Deedy Das, a partner at venture capital firm Menlo Ventures, says a kind of machine-age malaise is emerging in San Francisco as rapid technological advances widen the gap between the haves and have-nots.

The fortunes of a small group of employees in leadership positions have changed in the last five years, Das said in a post on artificial intelligence companiesSome smaller startups, including Anthropic, OpenAI, and Nvidia, as well as some other smaller startups, have “skyrocketed.”

But it turns out that money doesn’t always buy happiness.

Those who felt this felt like a “profound” lack of purpose, Das wrote, watched as some saw their fortunes soar from less than $150,000 to more than $50 million in a matter of years.

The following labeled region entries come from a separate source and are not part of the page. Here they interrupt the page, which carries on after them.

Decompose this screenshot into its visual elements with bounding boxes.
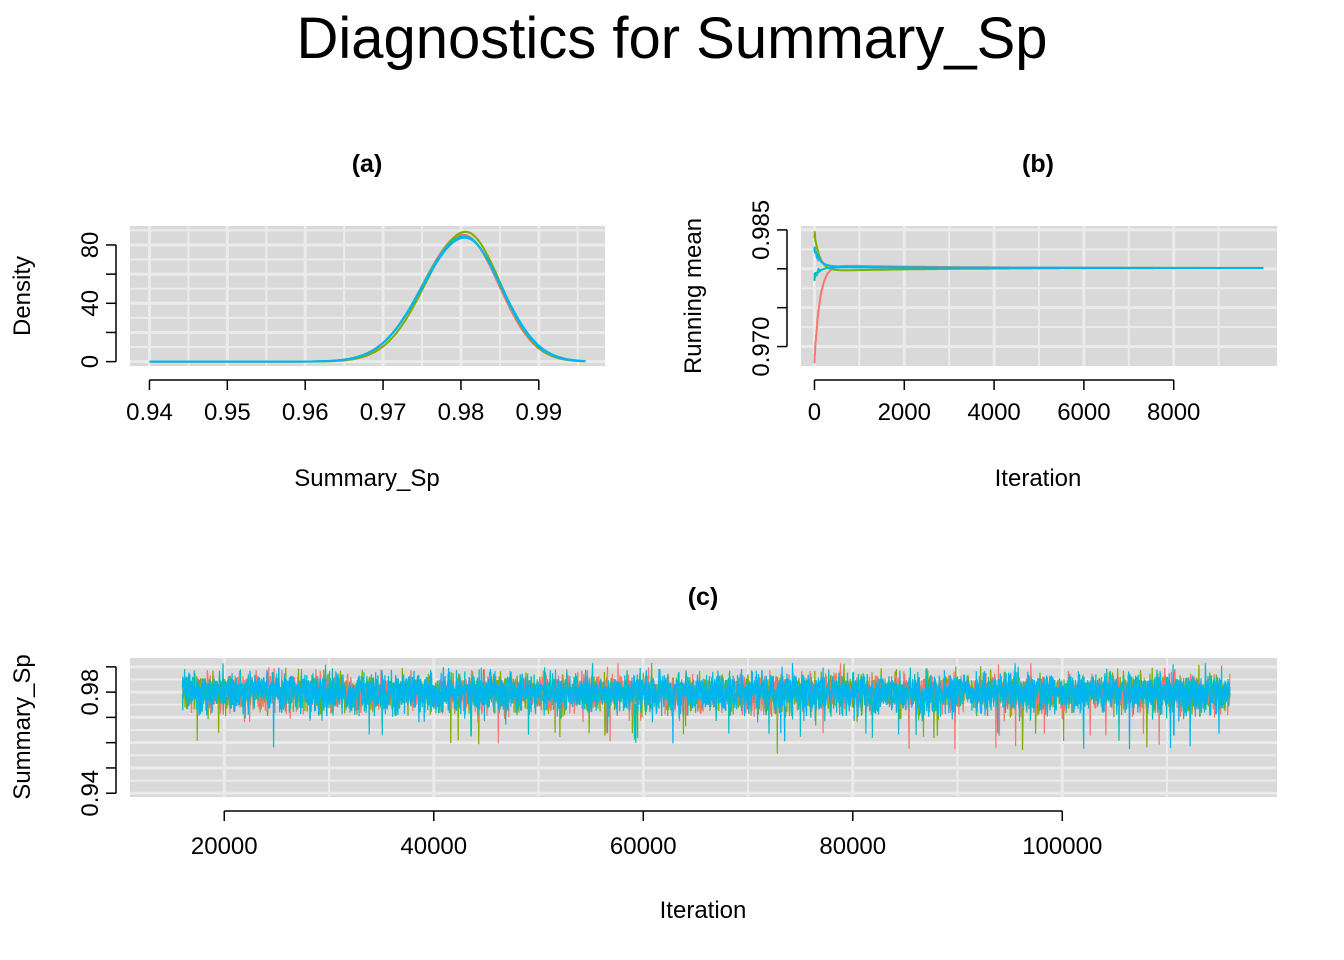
panel-a-density: (a) Summary_Sp Density 0.94 0.95 0.96 0.97 0… [9,150,605,492]
panel-c-ylabel: Summary_Sp [9,654,36,799]
x-tick-label: 8000 [1147,399,1200,426]
panel-a-x-axis: 0.94 0.95 0.96 0.97 0.98 0.99 [126,379,562,426]
panel-c-trace: (c) Iteration Summary_Sp 20000 40000 60000… [9,583,1277,924]
panel-a-xlabel: Summary_Sp [294,465,439,492]
x-tick-label: 20000 [191,833,258,860]
y-tick-label: 80 [77,232,104,259]
panel-b-ylabel: Running mean [680,218,707,374]
panel-b-running-mean: (b) Iteration Running mean 0 2000 4000 6000… [680,150,1277,492]
y-tick-label: 0.94 [77,770,104,817]
panel-b-title: (b) [1022,150,1054,178]
panel-c-title: (c) [688,583,719,611]
panel-a-title: (a) [352,150,383,178]
x-tick-label: 6000 [1057,399,1110,426]
x-tick-label: 40000 [400,833,467,860]
panel-a-background [130,226,605,366]
x-tick-label: 80000 [819,833,886,860]
y-tick-label: 0.970 [748,317,775,377]
x-tick-label: 4000 [967,399,1020,426]
panel-a-y-axis: 0 40 80 [77,232,117,368]
panel-b-xlabel: Iteration [995,465,1082,492]
panel-c-xlabel: Iteration [660,897,747,924]
x-tick-label: 0.99 [515,399,562,426]
x-tick-label: 100000 [1022,833,1102,860]
x-tick-label: 60000 [610,833,677,860]
x-tick-label: 0 [808,399,821,426]
panel-c-y-axis: 0.94 0.98 [77,666,117,817]
x-tick-label: 0.97 [360,399,407,426]
x-tick-label: 2000 [878,399,931,426]
y-tick-label: 40 [77,290,104,317]
panel-b-x-axis: 0 2000 4000 6000 8000 [808,379,1200,426]
trace-line-chain-4 [181,663,1231,750]
panel-b-y-axis: 0.970 0.985 [748,200,788,377]
x-tick-label: 0.94 [126,399,173,426]
y-tick-label: 0.985 [748,200,775,260]
x-tick-label: 0.95 [204,399,251,426]
x-tick-label: 0.96 [282,399,329,426]
panel-c-x-axis: 20000 40000 60000 80000 100000 [191,810,1102,860]
main-title: Diagnostics for Summary_Sp [296,6,1047,71]
y-tick-label: 0.98 [77,669,104,716]
density-line-chain-4 [149,236,586,363]
panel-a-ylabel: Density [9,256,36,336]
running-mean-line-chain-4 [813,246,1264,269]
y-tick-label: 0 [77,355,104,368]
x-tick-label: 0.98 [438,399,485,426]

“Life messes up your plans.”

Many reach that threshold at a young age, long before they expect to be financially ready, he said. He recalled asking a founder why they didn’t sell their company. Founder’s answer: If they sold, they would have money, but they would lose the care and attention that always came with building.

Meanwhile, the under-$500,000 bourgeoisie felt they were on a never-ending road, Das wrote. Like Layoffs spread across the industry – most recently at Cloudflare and Coinbase, both of which cited AI as the reason for cuts – as lucrative roles disappeared. “Many software engineers feel like their life skills are no longer useful,” he said.

In another wave of crisis, middle managers were also unhappy, Das wrote. “The Great Flattening” He looks up. “They see the writing on the wall: Middle management is being hollowed out in many companies.”

Instead, people are struck by a new kind of existential dread, Das said. “Am I in the right place? Should I move? Is there still time? Will I make it?” he wrote.

This other half also has a name: Many users in the answers called it the “permanent subclass.”

One possible solution: Move to New York. New York City-based tech blogger Packy McCormick responded to Das on X on Saturday, saying he was going to a kite festival in New York City amid sunny 70-degree weather.

“I didn’t hear the words ‘agent’ or ‘token’ once all morning,” McCormick wrote. “The most amazing city in the world.”